Верну любовь. С гарантией (Костина-Кассанелли) - страница 93

— Радик, прими мои соболезнования. Крепись, сам знаю — сначала батю, а недавно братана своего, Серегу, схоронил…

Радий Хлебников удивленно смотрел, не узнавая, на говорящего, и вдруг все промелькнуло в один миг перед глазами: радио, кричащее из-за соседской двери, казаки-разбойники, «Радик, Радик, съешь оладик»…

— Спасибо, Саша. — Он пожал твердую, огромную, как лопата, руку соболезнующего, отметив машинально, что одет бывший приятель по дворовым играм был дорого и по моде — фирменная, из магазина кожаная куртка, шикарные темные слаксы, а в распахнутом, несмотря на ветер и морось, вороте виднелась толстая золотая цепь. Руку украшал массивный перстень, на указательном пальце висели ключи с фирменным мерседесовским брелоком.

— На каком кладбище хоронить будут батю твоего?

— На 2-м городском.

— Значит, в центре, на Пушкинской западло было знаменитому академику место выделить? — зло спросил неизвестно кого сосед Саша.

Вадим Михайлович Хлебников никогда не был академиком, но младшего Хлебникова эта фраза почему-то растрогала.

— Какая разница, Саша, — тихо сказал он. — Все равно уже не вернуть.

— Может, помочь чем?
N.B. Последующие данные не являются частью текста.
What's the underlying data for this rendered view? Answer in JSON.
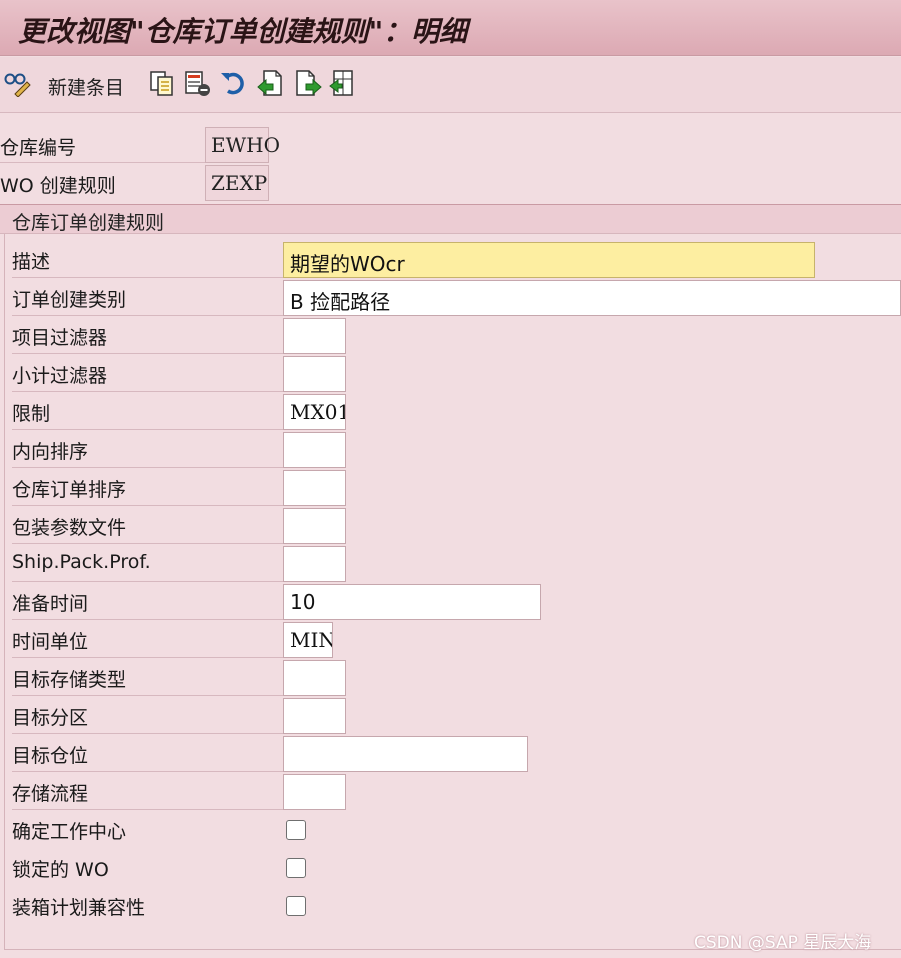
{
  "window": {
    "title": "更改视图\"仓库订单创建规则\"：明细"
  },
  "toolbar": {
    "new_entries_label": "新建条目",
    "icons": [
      "glasses-pencil-icon",
      "copy-icon",
      "delete-icon",
      "undo-icon",
      "previous-entry-icon",
      "next-entry-icon",
      "select-icon"
    ]
  },
  "header": {
    "warehouse_label": "仓库编号",
    "warehouse_value": "EWHO",
    "rule_label": "WO 创建规则",
    "rule_value": "ZEXP"
  },
  "section": {
    "title": "仓库订单创建规则"
  },
  "form": {
    "description_label": "描述",
    "description_value": "期望的WOcr",
    "order_type_label": "订单创建类别",
    "order_type_value": "B 捡配路径",
    "item_filter_label": "项目过滤器",
    "item_filter_value": "",
    "subtotal_filter_label": "小计过滤器",
    "subtotal_filter_value": "",
    "limit_label": "限制",
    "limit_value": "MX01",
    "inbound_sort_label": "内向排序",
    "inbound_sort_value": "",
    "wo_sort_label": "仓库订单排序",
    "wo_sort_value": "",
    "pack_profile_label": "包装参数文件",
    "pack_profile_value": "",
    "ship_pack_label": "Ship.Pack.Prof.",
    "ship_pack_value": "",
    "prep_time_label": "准备时间",
    "prep_time_value": "10",
    "time_unit_label": "时间单位",
    "time_unit_value": "MIN",
    "target_storage_type_label": "目标存储类型",
    "target_storage_type_value": "",
    "target_area_label": "目标分区",
    "target_area_value": "",
    "target_bin_label": "目标仓位",
    "target_bin_value": "",
    "storage_process_label": "存储流程",
    "storage_process_value": "",
    "determine_wc_label": "确定工作中心",
    "determine_wc_checked": false,
    "locked_wo_label": "锁定的 WO",
    "locked_wo_checked": false,
    "packing_compat_label": "装箱计划兼容性",
    "packing_compat_checked": false
  },
  "watermark": "CSDN @SAP 星辰大海"
}
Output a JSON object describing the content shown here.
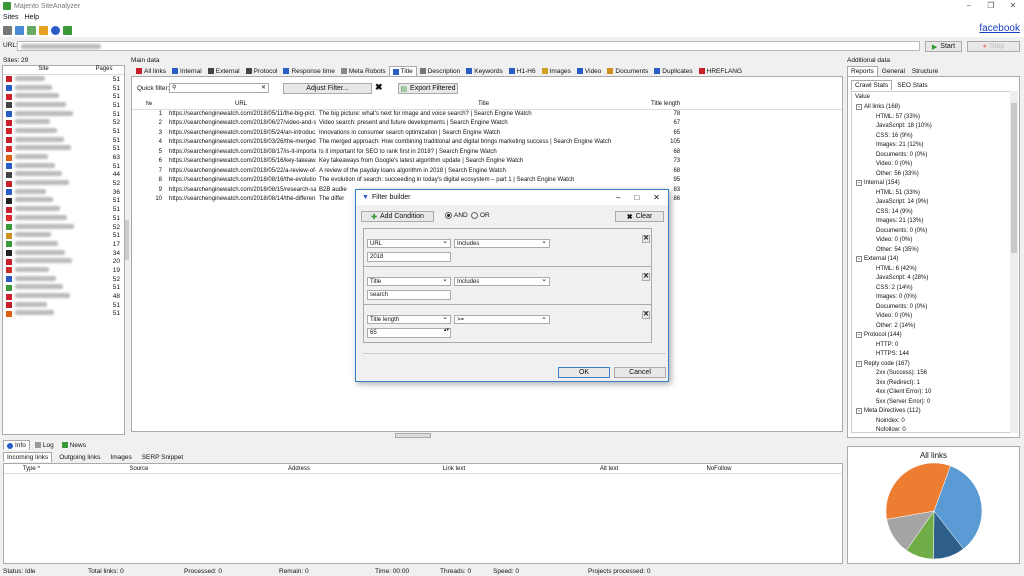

Я на машине. Маманя твоя, смотри, совсем плохая. Может, не надо, чтоб она с гробом рядом всю дорогу тряслась? Еще с сердцем чего случится… Слышь, давай так — вы садитесь ко мне, а остальные по автобусам, — проявил неожиданную заботу бывший сосед.

— Если можешь, действительно отвези ее, а я все-таки с отцом поеду.

— Правильно, братан. Мы молодые, крепкие. Все правильно ты решил. Отец — это святое.

Гроб уже грузили в погребальные дроги, когда к рыдающей Галине Егоровне подошли соседка с сыном, и женщина в черном, подобающем случаю платке ласково обняла плачущую за плечи, что-то зашептала ей на ухо. Галина Егоровна сначала отрицательно мотала головой, но женщина, не слушая возражений, решительно увлекла ее к стоящей неподалеку машине.

— Спасибо, Саша, за помощь. Я видел, ты расплачивался… Сколько я тебе должен?

Был уже поздний вечер, поминки давно закончились, Галина Егоровна спала в соседней комнате тяжелым медикаментозным сном, верные подруги вымыли посуду и тоже разошлись по домам, осталась только мать Александра; соседка подмела, подтерла затоптанные февральской грязью полы, сняла с зеркал ветхие простыни.

— Переживает-то как Егоровна. Горе-то, горе, конечно, какое. Лучше семь раз гореть, чем один раз вдоветь… Я простынки-то тут положу, что ли.

— Спасибо вам, Валентина Степановна, — поблагодарил соседку Радий, — и что с мамой побыли, и что помогли…

— А, за что спасибо! Когда мой-то помер, Егоровна тоже заходила, таблетки давала, стулья тоже на поминки, вилки-ложки… На то мы и соседи, чтоб друг дружке-то помогать. Шутка — сорок лет без малого тут живем. Мой-то, царство ему небесное, уже три года как помер, а все как вчера. Ну, все там будем. Ты, Саня, у меня ночевать останешься? Машину-то твою ночью не уведут?